Does this mean that the Computer Operator position as posted was a "new" position bringing it within the purview of Article 22 and requiring the Employer to fill out a job content questionnaire and bargain with the Union regarding the appropriate wage level for the position? The undersigned does not believe it does. The language of Article 22 being relied upon by the Union starts out by saying "When new positions are to be created the Employer shall notify the Union in writing." In the instant fact situation, the Employer was not creating a "new position." Rather, the Employer determined to post the vacancy created by the resignation of the previous part-time Systems Analyst/Programmer as a Computer Operator. The testimony established that the reason for the decision was based upon the work requirements of the department and a determination by management that a Systems Analyst/Programmer was no longer necessary, but rather another Computer Operator was needed. That decision, the Union acknowledges, was clearly the County's to make. Once the decision was made, the next step was to post for the position of Computer Operator.

Because the position of Computer Operator already existed and a position description and wage rate were in existence, the only step remaining was to obtain a copy of the position description, complete the posting and post the materials.

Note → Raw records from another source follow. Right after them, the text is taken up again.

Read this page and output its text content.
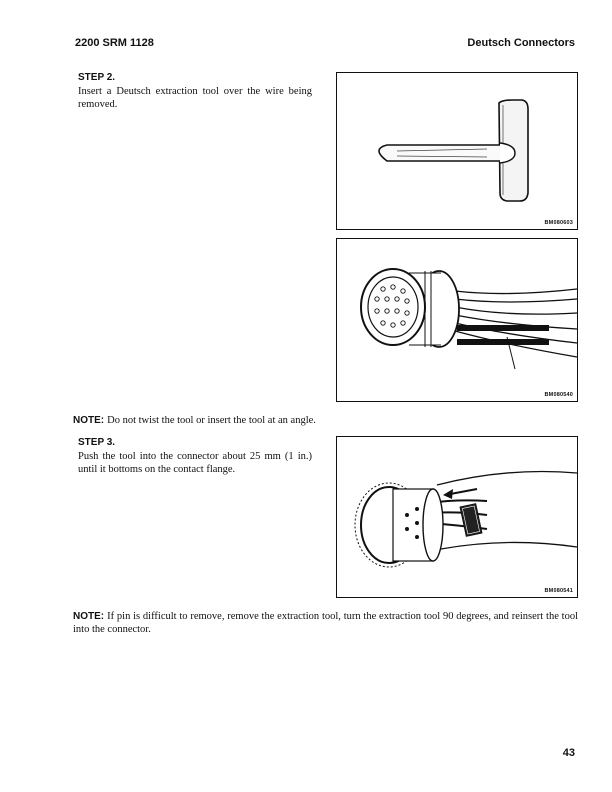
2200 SRM 1128	Deutsch Connectors
STEP 2.
Insert a Deutsch extraction tool over the wire being removed.
BM080603
BM080540
NOTE: Do not twist the tool or insert the tool at an angle.
STEP 3.
Push the tool into the connector about 25 mm (1 in.) until it bottoms on the contact flange.
BM080541
NOTE: If pin is difficult to remove, remove the extraction tool, turn the extraction tool 90 degrees, and reinsert the tool into the connector.
43
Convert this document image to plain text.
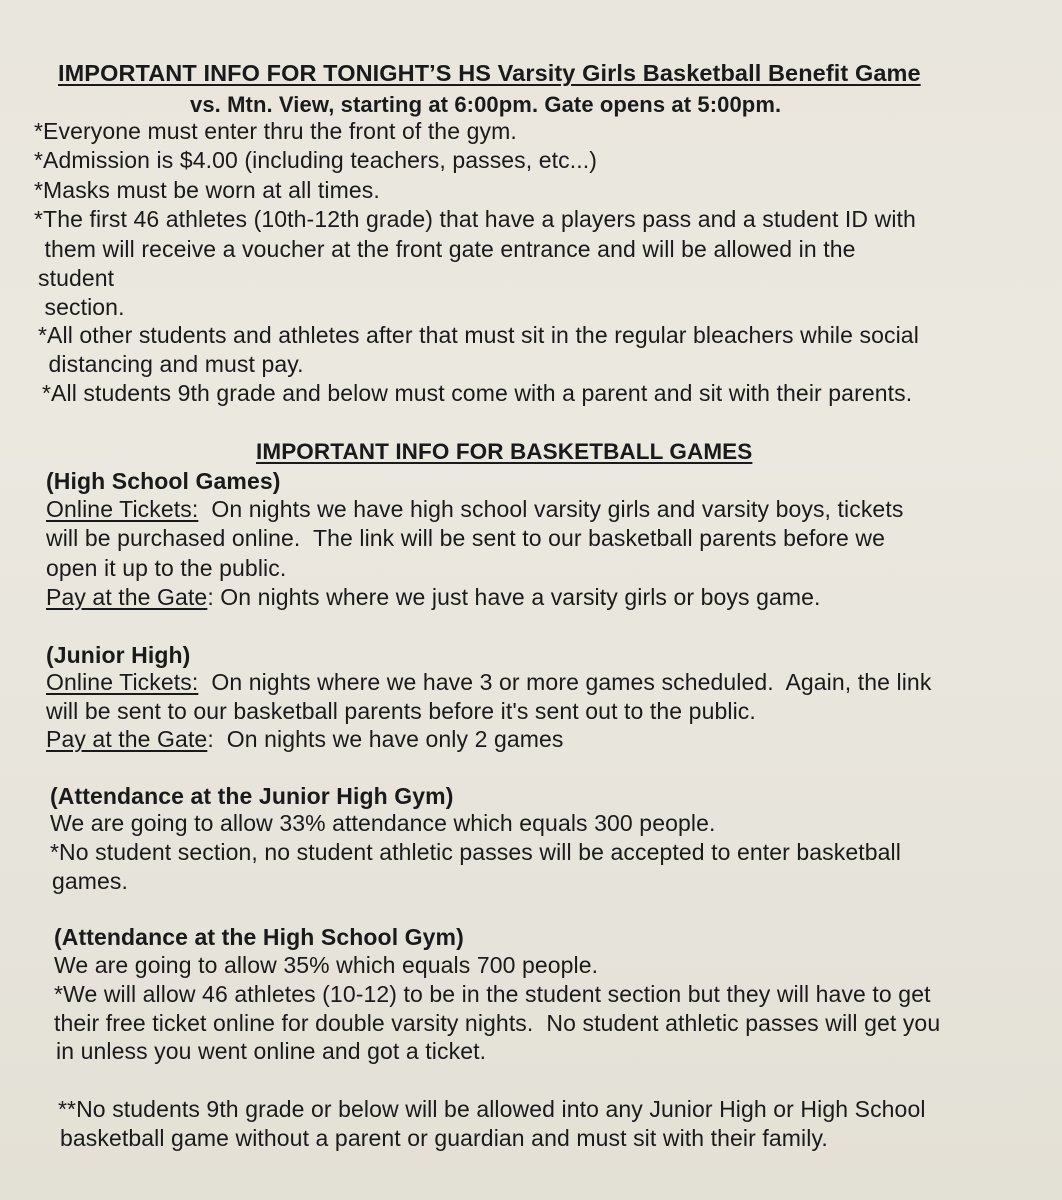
IMPORTANT INFO FOR TONIGHT’S HS Varsity Girls Basketball Benefit Game
vs. Mtn. View, starting at 6:00pm. Gate opens at 5:00pm.
*Everyone must enter thru the front of the gym.
*Admission is $4.00 (including teachers, passes, etc...)
*Masks must be worn at all times.
*The first 46 athletes (10th-12th grade) that have a players pass and a student ID with
them will receive a voucher at the front gate entrance and will be allowed in the
student
section.
*All other students and athletes after that must sit in the regular bleachers while social
distancing and must pay.
*All students 9th grade and below must come with a parent and sit with their parents.
IMPORTANT INFO FOR BASKETBALL GAMES
(High School Games)
Online Tickets:  On nights we have high school varsity girls and varsity boys, tickets
will be purchased online.  The link will be sent to our basketball parents before we
open it up to the public.
Pay at the Gate: On nights where we just have a varsity girls or boys game.
(Junior High)
Online Tickets:  On nights where we have 3 or more games scheduled.  Again, the link
will be sent to our basketball parents before it's sent out to the public.
Pay at the Gate:  On nights we have only 2 games
(Attendance at the Junior High Gym)
We are going to allow 33% attendance which equals 300 people.
*No student section, no student athletic passes will be accepted to enter basketball
games.
(Attendance at the High School Gym)
We are going to allow 35% which equals 700 people.
*We will allow 46 athletes (10-12) to be in the student section but they will have to get
their free ticket online for double varsity nights.  No student athletic passes will get you
in unless you went online and got a ticket.
**No students 9th grade or below will be allowed into any Junior High or High School
basketball game without a parent or guardian and must sit with their family.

There was no need to determine what the duties and responsibilities of the position would be, as would be the case were a new position being created, because the Computer Operator position was in existence and the County had determined that the duties of the additional Computer Operator were to be identical with those of the already existing Computer Operator position. Had the County determined to combine the duties of the Computer Operator position with that of the Systems Analyst/Programmer position into some hybrid of both positions, then the Union's theory of the case would be correct -- a "new" position not previously in existence would have been created by such action. Those are not the facts in this case, however, and therefore, the undersigned does not believe that Article 22 was violated by the County in this instance.

Based upon the foregoing and the record as a whole, the undersigned enters the following

AWARD

The County did not violate Article 22 of the parties' collective bargaining agreement when it, without notifying the Union in writing, completing the job content questionnaire and negotiating with the Union with respect to the job rate, posted the position of Computer Operator. Therefore, the grievance is denied.

Dated at Madison, Wisconsin this 12th day of November, 1992.